Une solution concrète à l’engorgement des services d’urgence

Nous nous sentons tous interpellés et préoccupés par l’engorgement spectaculaire des services d’urgence : la population s’inquiète de la sécurité des soins prodigués dans un contexte de triage poussé à l’extrême ; les professionnels de la santé risquent le surmenage dans un climat de travail qui se détériore ; et les gestionnaires et décideurs se questionnent sur des solutions durables et peinent à contenir un budget déjà imposant.

Cette problématique, qui a fait la une des nouvelles de façon récurrente au fil des années au Québec, a incité la mise en branle de plusieurs chantiers pertinents : l’amélioration du travail interdisciplinaire et l’élargissement des champs d’exercice de différents professionnels pour améliorer l’accessibilité ; un meilleur accès aux services de première ligne incluant les cliniques sans rendez-vous ; la possibilité pour chaque Québécois d’être inscrit à une équipe de soins de première ligne ; l’amélioration des soins à domicile ; etc.

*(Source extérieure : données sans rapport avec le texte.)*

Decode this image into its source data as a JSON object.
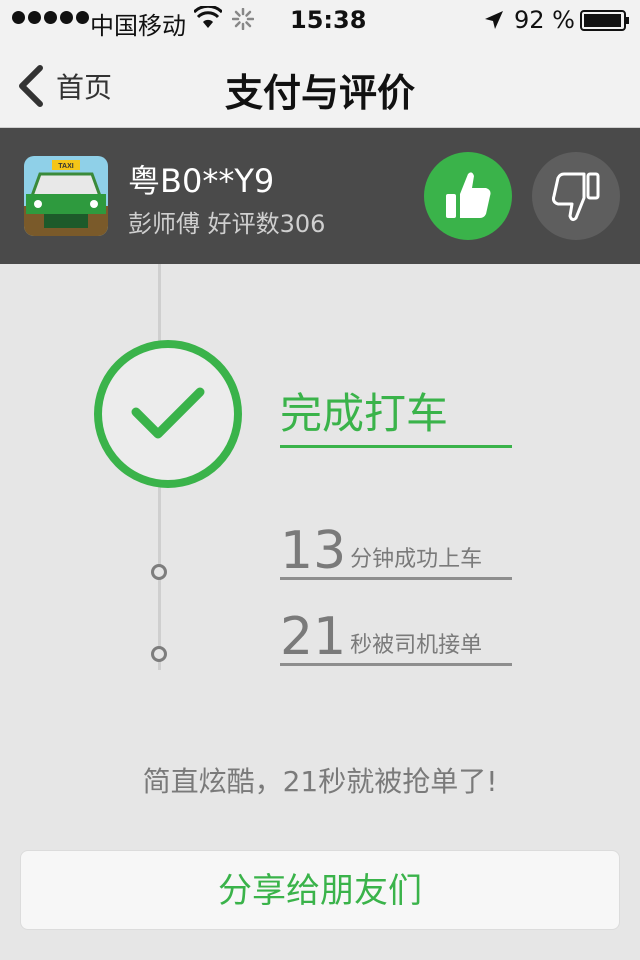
{
  "status_bar": {
    "carrier": "中国移动",
    "time": "15:38",
    "battery": "92 %"
  },
  "nav": {
    "back_label": "首页",
    "title": "支付与评价"
  },
  "driver": {
    "plate": "粤B0**Y9",
    "info": "彭师傅 好评数306",
    "avatar_sign": "TAXI"
  },
  "ride": {
    "status": "完成打车",
    "stat1_value": "13",
    "stat1_label": "分钟成功上车",
    "stat2_value": "21",
    "stat2_label": "秒被司机接单"
  },
  "message": "简直炫酷，21秒就被抢单了!",
  "share_label": "分享给朋友们",
  "colors": {
    "accent_green": "#3ab34a",
    "driver_bar": "#4a4a4a"
  },
  "icons": [
    "signal-icon",
    "wifi-icon",
    "loading-icon",
    "location-arrow-icon",
    "battery-icon",
    "back-chevron-icon",
    "thumbs-up-icon",
    "thumbs-down-icon",
    "checkmark-icon",
    "taxi-avatar-icon"
  ]
}
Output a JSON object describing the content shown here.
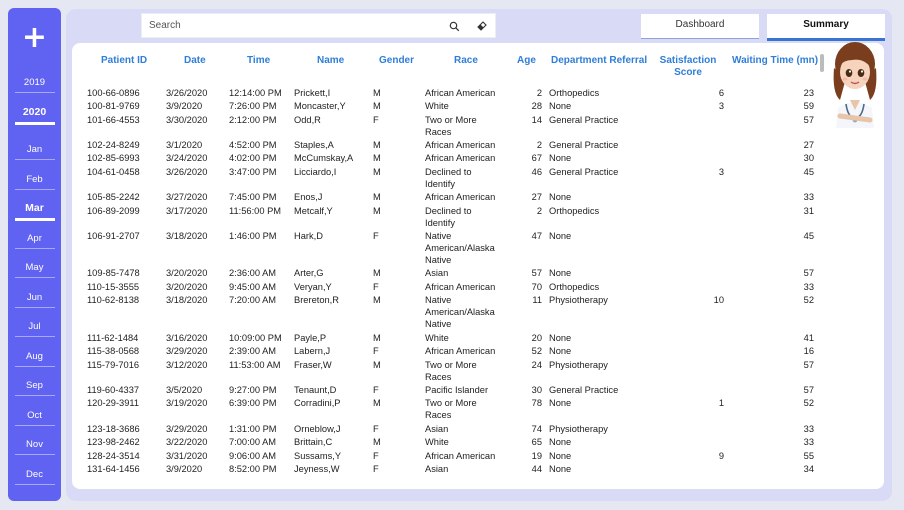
{
  "sidebar": {
    "add_symbol": "+",
    "years": [
      "2019",
      "2020"
    ],
    "months": [
      "Jan",
      "Feb",
      "Mar",
      "Apr",
      "May",
      "Jun",
      "Jul",
      "Aug",
      "Sep",
      "Oct",
      "Nov",
      "Dec"
    ],
    "selected_year": "2020",
    "selected_month": "Mar"
  },
  "search": {
    "placeholder": "Search"
  },
  "tabs": {
    "dashboard": "Dashboard",
    "summary": "Summary"
  },
  "table": {
    "headers": {
      "patient_id": "Patient ID",
      "date": "Date",
      "time": "Time",
      "name": "Name",
      "gender": "Gender",
      "race": "Race",
      "age": "Age",
      "department": "Department Referral",
      "satisfaction_1": "Satisfaction",
      "satisfaction_2": "Score",
      "waiting": "Waiting Time (mn)"
    },
    "rows": [
      {
        "id": "100-66-0896",
        "date": "3/26/2020",
        "time": "12:14:00 PM",
        "name": "Prickett,I",
        "gender": "M",
        "race": [
          "African American"
        ],
        "age": "2",
        "dept": "Orthopedics",
        "sat": "6",
        "wait": "23"
      },
      {
        "id": "100-81-9769",
        "date": "3/9/2020",
        "time": "7:26:00 PM",
        "name": "Moncaster,Y",
        "gender": "M",
        "race": [
          "White"
        ],
        "age": "28",
        "dept": "None",
        "sat": "3",
        "wait": "59"
      },
      {
        "id": "101-66-4553",
        "date": "3/30/2020",
        "time": "2:12:00 PM",
        "name": "Odd,R",
        "gender": "F",
        "race": [
          "Two or More",
          "Races"
        ],
        "age": "14",
        "dept": "General Practice",
        "sat": "",
        "wait": "57"
      },
      {
        "id": "102-24-8249",
        "date": "3/1/2020",
        "time": "4:52:00 PM",
        "name": "Staples,A",
        "gender": "M",
        "race": [
          "African American"
        ],
        "age": "2",
        "dept": "General Practice",
        "sat": "",
        "wait": "27"
      },
      {
        "id": "102-85-6993",
        "date": "3/24/2020",
        "time": "4:02:00 PM",
        "name": "McCumskay,A",
        "gender": "M",
        "race": [
          "African American"
        ],
        "age": "67",
        "dept": "None",
        "sat": "",
        "wait": "30"
      },
      {
        "id": "104-61-0458",
        "date": "3/26/2020",
        "time": "3:47:00 PM",
        "name": "Licciardo,I",
        "gender": "M",
        "race": [
          "Declined to",
          "Identify"
        ],
        "age": "46",
        "dept": "General Practice",
        "sat": "3",
        "wait": "45"
      },
      {
        "id": "105-85-2242",
        "date": "3/27/2020",
        "time": "7:45:00 PM",
        "name": "Enos,J",
        "gender": "M",
        "race": [
          "African American"
        ],
        "age": "27",
        "dept": "None",
        "sat": "",
        "wait": "33"
      },
      {
        "id": "106-89-2099",
        "date": "3/17/2020",
        "time": "11:56:00 PM",
        "name": "Metcalf,Y",
        "gender": "M",
        "race": [
          "Declined to",
          "Identify"
        ],
        "age": "2",
        "dept": "Orthopedics",
        "sat": "",
        "wait": "31"
      },
      {
        "id": "106-91-2707",
        "date": "3/18/2020",
        "time": "1:46:00 PM",
        "name": "Hark,D",
        "gender": "F",
        "race": [
          "Native",
          "American/Alaska",
          "Native"
        ],
        "age": "47",
        "dept": "None",
        "sat": "",
        "wait": "45"
      },
      {
        "id": "109-85-7478",
        "date": "3/20/2020",
        "time": "2:36:00 AM",
        "name": "Arter,G",
        "gender": "M",
        "race": [
          "Asian"
        ],
        "age": "57",
        "dept": "None",
        "sat": "",
        "wait": "57"
      },
      {
        "id": "110-15-3555",
        "date": "3/20/2020",
        "time": "9:45:00 AM",
        "name": "Veryan,Y",
        "gender": "F",
        "race": [
          "African American"
        ],
        "age": "70",
        "dept": "Orthopedics",
        "sat": "",
        "wait": "33"
      },
      {
        "id": "110-62-8138",
        "date": "3/18/2020",
        "time": "7:20:00 AM",
        "name": "Brereton,R",
        "gender": "M",
        "race": [
          "Native",
          "American/Alaska",
          "Native"
        ],
        "age": "11",
        "dept": "Physiotherapy",
        "sat": "10",
        "wait": "52"
      },
      {
        "id": "111-62-1484",
        "date": "3/16/2020",
        "time": "10:09:00 PM",
        "name": "Payle,P",
        "gender": "M",
        "race": [
          "White"
        ],
        "age": "20",
        "dept": "None",
        "sat": "",
        "wait": "41"
      },
      {
        "id": "115-38-0568",
        "date": "3/29/2020",
        "time": "2:39:00 AM",
        "name": "Labern,J",
        "gender": "F",
        "race": [
          "African American"
        ],
        "age": "52",
        "dept": "None",
        "sat": "",
        "wait": "16"
      },
      {
        "id": "115-79-7016",
        "date": "3/12/2020",
        "time": "11:53:00 AM",
        "name": "Fraser,W",
        "gender": "M",
        "race": [
          "Two or More",
          "Races"
        ],
        "age": "24",
        "dept": "Physiotherapy",
        "sat": "",
        "wait": "57"
      },
      {
        "id": "119-60-4337",
        "date": "3/5/2020",
        "time": "9:27:00 PM",
        "name": "Tenaunt,D",
        "gender": "F",
        "race": [
          "Pacific Islander"
        ],
        "age": "30",
        "dept": "General Practice",
        "sat": "",
        "wait": "57"
      },
      {
        "id": "120-29-3911",
        "date": "3/19/2020",
        "time": "6:39:00 PM",
        "name": "Corradini,P",
        "gender": "M",
        "race": [
          "Two or More",
          "Races"
        ],
        "age": "78",
        "dept": "None",
        "sat": "1",
        "wait": "52"
      },
      {
        "id": "123-18-3686",
        "date": "3/29/2020",
        "time": "1:31:00 PM",
        "name": "Orneblow,J",
        "gender": "F",
        "race": [
          "Asian"
        ],
        "age": "74",
        "dept": "Physiotherapy",
        "sat": "",
        "wait": "33"
      },
      {
        "id": "123-98-2462",
        "date": "3/22/2020",
        "time": "7:00:00 AM",
        "name": "Brittain,C",
        "gender": "M",
        "race": [
          "White"
        ],
        "age": "65",
        "dept": "None",
        "sat": "",
        "wait": "33"
      },
      {
        "id": "128-24-3514",
        "date": "3/31/2020",
        "time": "9:06:00 AM",
        "name": "Sussams,Y",
        "gender": "F",
        "race": [
          "African American"
        ],
        "age": "19",
        "dept": "None",
        "sat": "9",
        "wait": "55"
      },
      {
        "id": "131-64-1456",
        "date": "3/9/2020",
        "time": "8:52:00 PM",
        "name": "Jeyness,W",
        "gender": "F",
        "race": [
          "Asian"
        ],
        "age": "44",
        "dept": "None",
        "sat": "",
        "wait": "34"
      }
    ]
  },
  "colors": {
    "sidebar": "#6062f1",
    "header_text": "#2f7ed8",
    "panel": "#d9dbf6",
    "background": "#e5e7f3",
    "tab_active_underline": "#3a74d1"
  },
  "icons": {
    "search": "search-icon",
    "eraser": "eraser-icon",
    "add": "plus-icon",
    "avatar": "nurse-avatar-icon"
  }
}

Ces changements s’avèrent d’importance capitale pour notre système de santé, mais il faudra faire plus pour régler le problème de façon pérenne.

À la question criante : « Existe-t-il d’autres solutions complémentaires pour améliorer cette problématique ? », la réponse est OUI.

Nous menons actuellement un projet pilote dans deux régions du Québec, subventionné par le ministère de la Santé et des Services sociaux, pour implanter l’approche V1SAGES1, en préparation à une mise à l’échelle dans la province par la suite.

Nourrie de notre expertise professionnelle de plus de 25 ans à titre de médecin de famille et d’infirmière, et des travaux de recherche des dix dernières années de notre équipe sur l’organisation des services de santé en collaboration avec plusieurs partenaires du Québec, du Canada et de l’international, cette approche vise à améliorer la coordination des services pour les personnes ayant des besoins complexes et utilisant fréquemment les services d’urgence afin de mieux répondre à leurs besoins en amont.

Son potentiel pour désengorger les urgences a été bien démontré.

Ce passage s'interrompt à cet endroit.